Where AI is concerned, national sovereignty and independence are at stake. This has long been a major concern for technological leaders in all sectors. Major companies in all sectors, from retail to agriculture, are seeking to incorporate machine learning into their products. At the same time, they are suffering from a shortage of AI talent. This situation is fuelling a wild race to attract the best AI start-ups, many of which are still in the first stages of research and development.

To guarantee our digital sovereignty, it is essential to :
• Develop our own IA applications, technologies and infrastructure ;
• Build a European regulatory model
based on our European values and promote it worldwide.

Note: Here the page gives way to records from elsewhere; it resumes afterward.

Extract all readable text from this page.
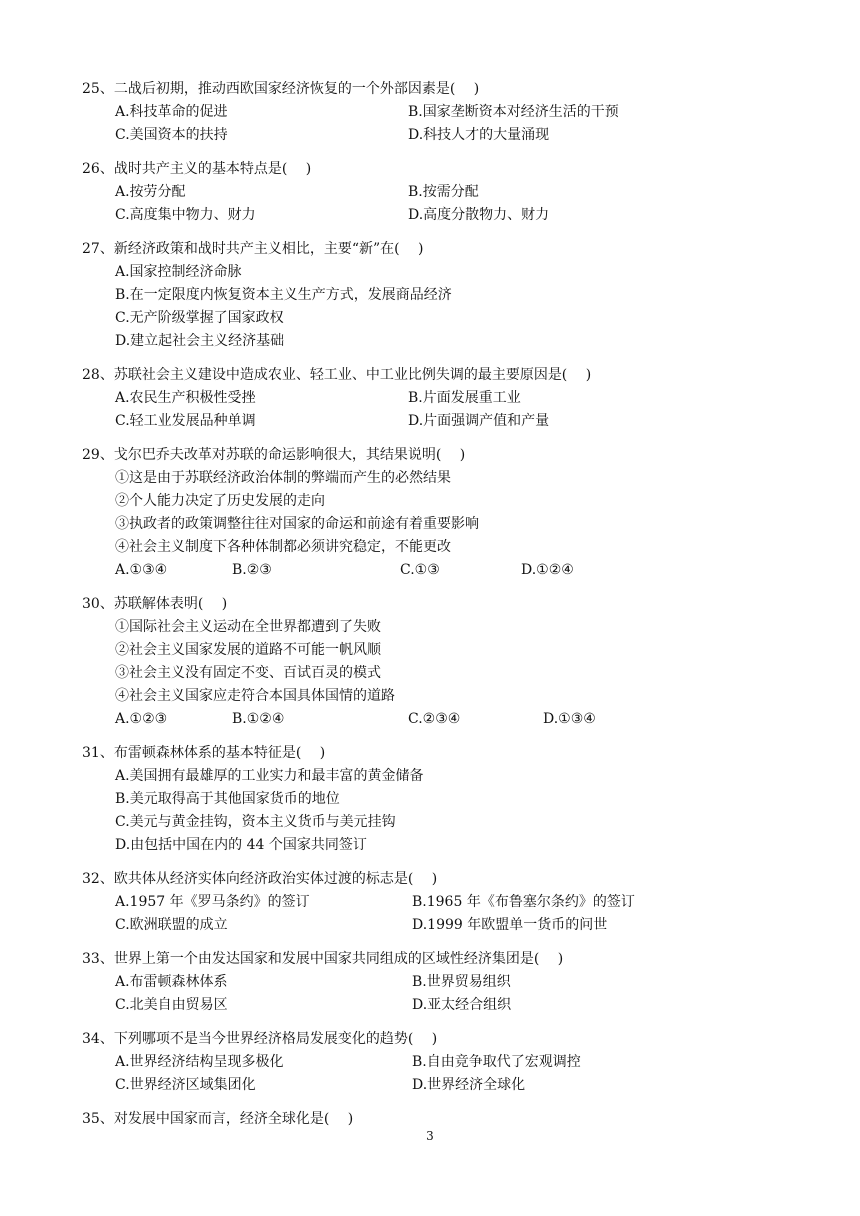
25、二战后初期，推动西欧国家经济恢复的一个外部因素是(　 )
A.科技革命的促进	B.国家垄断资本对经济生活的干预
C.美国资本的扶持	D.科技人才的大量涌现
26、战时共产主义的基本特点是(　 )
A.按劳分配	B.按需分配
C.高度集中物力、财力	D.高度分散物力、财力
27、新经济政策和战时共产主义相比，主要“新”在(　 )
A.国家控制经济命脉
B.在一定限度内恢复资本主义生产方式，发展商品经济
C.无产阶级掌握了国家政权
D.建立起社会主义经济基础
28、苏联社会主义建设中造成农业、轻工业、中工业比例失调的最主要原因是(　 )
A.农民生产积极性受挫	B.片面发展重工业
C.轻工业发展品种单调	D.片面强调产值和产量
29、戈尔巴乔夫改革对苏联的命运影响很大，其结果说明(　 )
①这是由于苏联经济政治体制的弊端而产生的必然结果
②个人能力决定了历史发展的走向
③执政者的政策调整往往对国家的命运和前途有着重要影响
④社会主义制度下各种体制都必须讲究稳定，不能更改
A.①③④	B.②③	C.①③	D.①②④
30、苏联解体表明(　 )
①国际社会主义运动在全世界都遭到了失败
②社会主义国家发展的道路不可能一帆风顺
③社会主义没有固定不变、百试百灵的模式
④社会主义国家应走符合本国具体国情的道路
A.①②③	B.①②④	C.②③④	D.①③④
31、布雷顿森林体系的基本特征是(　 )
A.美国拥有最雄厚的工业实力和最丰富的黄金储备
B.美元取得高于其他国家货币的地位
C.美元与黄金挂钩，资本主义货币与美元挂钩
D.由包括中国在内的 44 个国家共同签订
32、欧共体从经济实体向经济政治实体过渡的标志是(　 )
A.1957 年《罗马条约》的签订	B.1965 年《布鲁塞尔条约》的签订
C.欧洲联盟的成立	D.1999 年欧盟单一货币的问世
33、世界上第一个由发达国家和发展中国家共同组成的区域性经济集团是(　 )
A.布雷顿森林体系	B.世界贸易组织
C.北美自由贸易区	D.亚太经合组织
34、下列哪项不是当今世界经济格局发展变化的趋势(　 )
A.世界经济结构呈现多极化	B.自由竞争取代了宏观调控
C.世界经济区域集团化	D.世界经济全球化
35、对发展中国家而言，经济全球化是(　 )
3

To do so, and to better serve our economy and citizens, we need to analyse the data that drive AI and assess how they are created and can be used. That requires sovereign cloud computing solutions and easier data transfers, which is possible through the creation of common data spaces. At European level, that could take the form of a single market for data.
Moreover, Europe needs to seize on the potential of processing non-personal data or industrial data.

Ethical and human considerations

The EU, and France in particular, are particularly committed to acknowledgment of ethical and human considerations.

The High-Level Expert Group on Artificial Intelligence (AI HLEG) appointed by the Commission in April 2019 has defined seven series of criteria to guarantee trustworthy AI :

  1. Human agency and oversight ;
  2. Technical robustness and safety ;
  3. Privacy and data governance ;
  4. Transparency ;
  5. Diversity, non-discrimination and fairness ;
  6. Societal and environmental wellbeing ;
  7. Accountability.

On this basis, the Commission’s White Paper calls for an “ecosystem of trust” to ensure protection of fundamental rights, security and regulatory stability. Since 2019, France and Canada have been particularly active on this subject, with the launch of the Global Partnership on AI (GPAI), which aims to establish independent global artificial intelligence expertise and focus on ethical regulation.
France is also very active within the UN Secretary-General’s High-level Panel on Digital Cooperation, which seeks solutions to mitigate AI risks, such as requiring explainability [1] of the decisions and results of autonomous intelligent systems and ensuring humans are ultimately accountable for their use of these technologies : France’s vision is for humans to be primarily liable in the event of damage caused by the use of AI systems.
This point is in line with the French 1978 Act on Information Technology, Data Files and Freedoms, which stipulates that court decisions cannot be based solely on automated processing of data. France also contributes actively to ongoing work on AI in other forums, including UNESCO and the Council of Europe.

[1Explainability (or explicability) refers to the possibility of explaining the results produced by algorithms (machine learning in particular).